It was almost 30 years ago when five Chicago police detectives working under disgraced former Cmdr. Jon Burge burst into Jerry Mahaffey’s South Side apartment to question him in the home invasion, rape and slaying of a Rogers Park couple and near-fatal beating of their son.
When Mahaffey denied knowledge of the attack, one detective punched him in the nose and another threw him into a wall and put a gun to his head, according to a court records. The detectives allegedly pummeled Mahaffey, nearly suffocated him with a plastic garbage bag and threatened to put his children in an orphanage. Mahaffey eventually confessed, was convicted and is serving life in prison.
On Thursday, the Illinois Torture Inquiry and Relief Commission found credible evidence that Chicago detectives had tortured Mahaffey — as well as four others sentenced to lengthy prison terms — into confessing to murder. Each of the five cases will now be assigned to a Cook County Criminal Court judge to decide whether a new trial is warranted.
The commission has found 17 credible instances of torture since it began inquiries in 2011, and investigations into more than 100 additional claims continue, said David Thomas, the commission’s executive director. New claims continue to come in “at a fairly steady trickle,” he said Thursday.
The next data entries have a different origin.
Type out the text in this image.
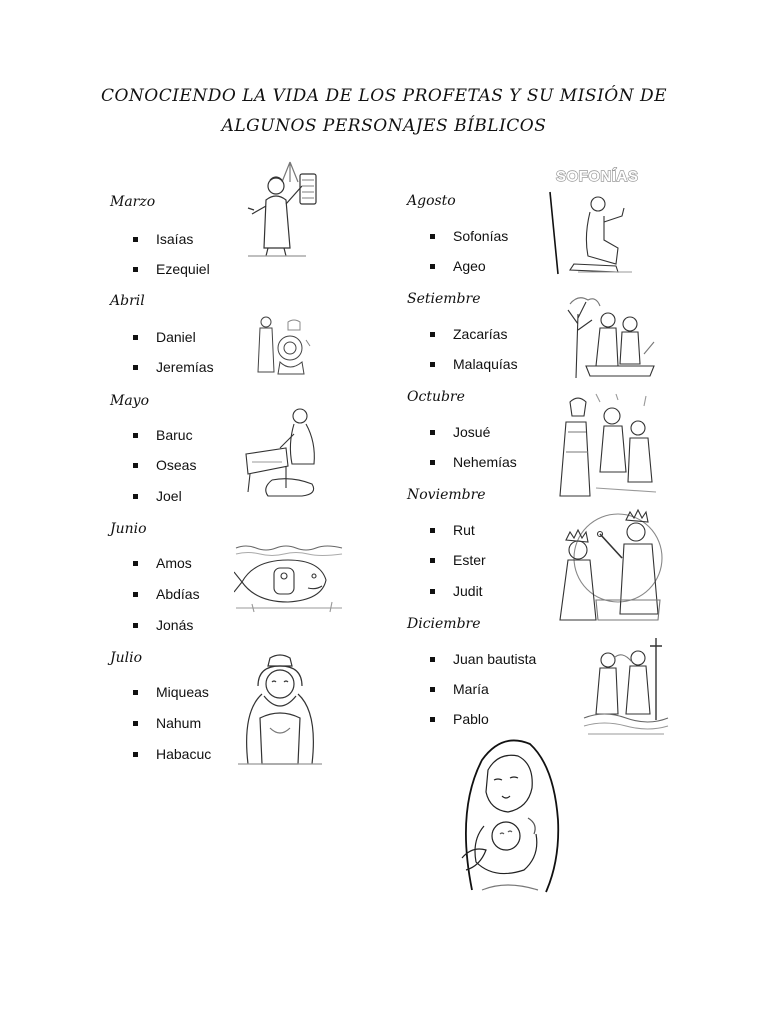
CONOCIENDO LA VIDA DE LOS PROFETAS Y SU MISIÓN DE
ALGUNOS PERSONAJES BÍBLICOS
Marzo
Isaías
Ezequiel
Abril
Daniel
Jeremías
Mayo
Baruc
Oseas
Joel
Junio
Amos
Abdías
Jonás
Julio
Miqueas
Nahum
Habacuc
Agosto
Sofonías
Ageo
Setiembre
Zacarías
Malaquías
Octubre
Josué
Nehemías
Noviembre
Rut
Ester
Judit
Diciembre
Juan bautista
María
Pablo
SOFONÍAS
Four of the five cases filed Thursday involved Burge or detectives who worked on his infamous “midnight crew.” Burge is serving a 41/2-year sentence in federal prison for lying under oath about his knowledge of the torture.
Among the alleged torture victims is Anthony Jakes, who was 15 when Detectives Michael Kill and Ken Boudreau allegedly punched and kicked him and threatened to throw him out a window during a 16-hour interrogation for a 1991 armed robbery and slaying, according to the commission’s report.
Finally, in the early morning hours and without a parent or lawyer present, Jakes signed a four-page confession to the murder. He was convicted at trial and sentenced to 40 years in prison. Records show he was paroled last month.
By the time Scott Mitchell was allegedly beaten and threatened into confessing to a murder in 1996, Burge had been forced out of the Police Department because of mounting evidence of torture, according to the commission’s court filing.
But one of the detectives on the case, Joseph Danzl, had worked under Burge, and the interrogation of Mitchell — who had been in psychiatric treatment since he was a toddler and was diagnosed with paranoid schizophrenia — bore many of Burge’s hallmarks, according to the torture commission.
“One characteristic of the Burge cases … is the coercion of confessions from the mentally handicapped and psychologically vulnerable,” said the court filing in Mitchell’s case. Another notable Burge pattern was that detectives threatened to lock up Mitchell’s mother and have state welfare workers take away his siblings, according to the filing.
Other cases filed Thursday include that of Robert Smith, who allegedly was beaten by Burge subordinates and confessed to a 1987 double murder, and Kevin Murray, who claimed that two West Side detectives slapped him and punched him in the ribs during an interrogation into another double homicide that same year.
The crime for which Mahaffey was convicted was by far the most notorious, a double murder that shocked Chicago in 1983 not only because of its brutality but because the victims appeared to have been chosen randomly.
According to his confession, Mahaffey and his younger brother, Reginald, had driven to the North Side to burglarize a clothing shop. But when their borrowed van broke down, they started walking until they saw an open window and crawled into the West Rogers Park apartment of Dean Pueschel and his wife, Jo Ellen.
Prosecutors alleged at trial that the Mahaffeys beat the couple’s sleeping 12-year-old son, Ricky, with his own Little League bats and stabbed him in the back with a kitchen knife. Jo Ellen Pueschel, 30, was raped before being pistol-whipped and clubbed to death with a baseball bat in the living room. Her 26-year-old husband was beaten to death in his bedroom.
Ricky miraculously survived the attack and identified the Mahaffeys as the assailants in court, though he had failed to pick them out of a police lineup shortly after the arrests.
Jerry and Reginald Mahaffey were convicted and are serving terms of life without parole.
According to the torture commission’s report, Jerry Mahaffey was treated at the Cook County Jail hospital for bruises and scrapes after he was charged. As part of an effort by his lawyers to have his confession thrown out before trial, Mahaffey’s wife testified that she had witnessed the beating at their home. A neighbor, Charles Patterson, gave a sworn statement that he heard Mahaffey getting “the (expletive) beat out of him” for five minutes after police had surrounded the apartment with guns drawn.
“I asked a white plainclothes officer what was going on and he told me that they had just arrested the ‘(expletive)’ who had killed the North Side couple,” Patterson said in his statement.
Mahaffey’s confession was allowed in after all five detectives denied any misconduct, according to the commission’s finding.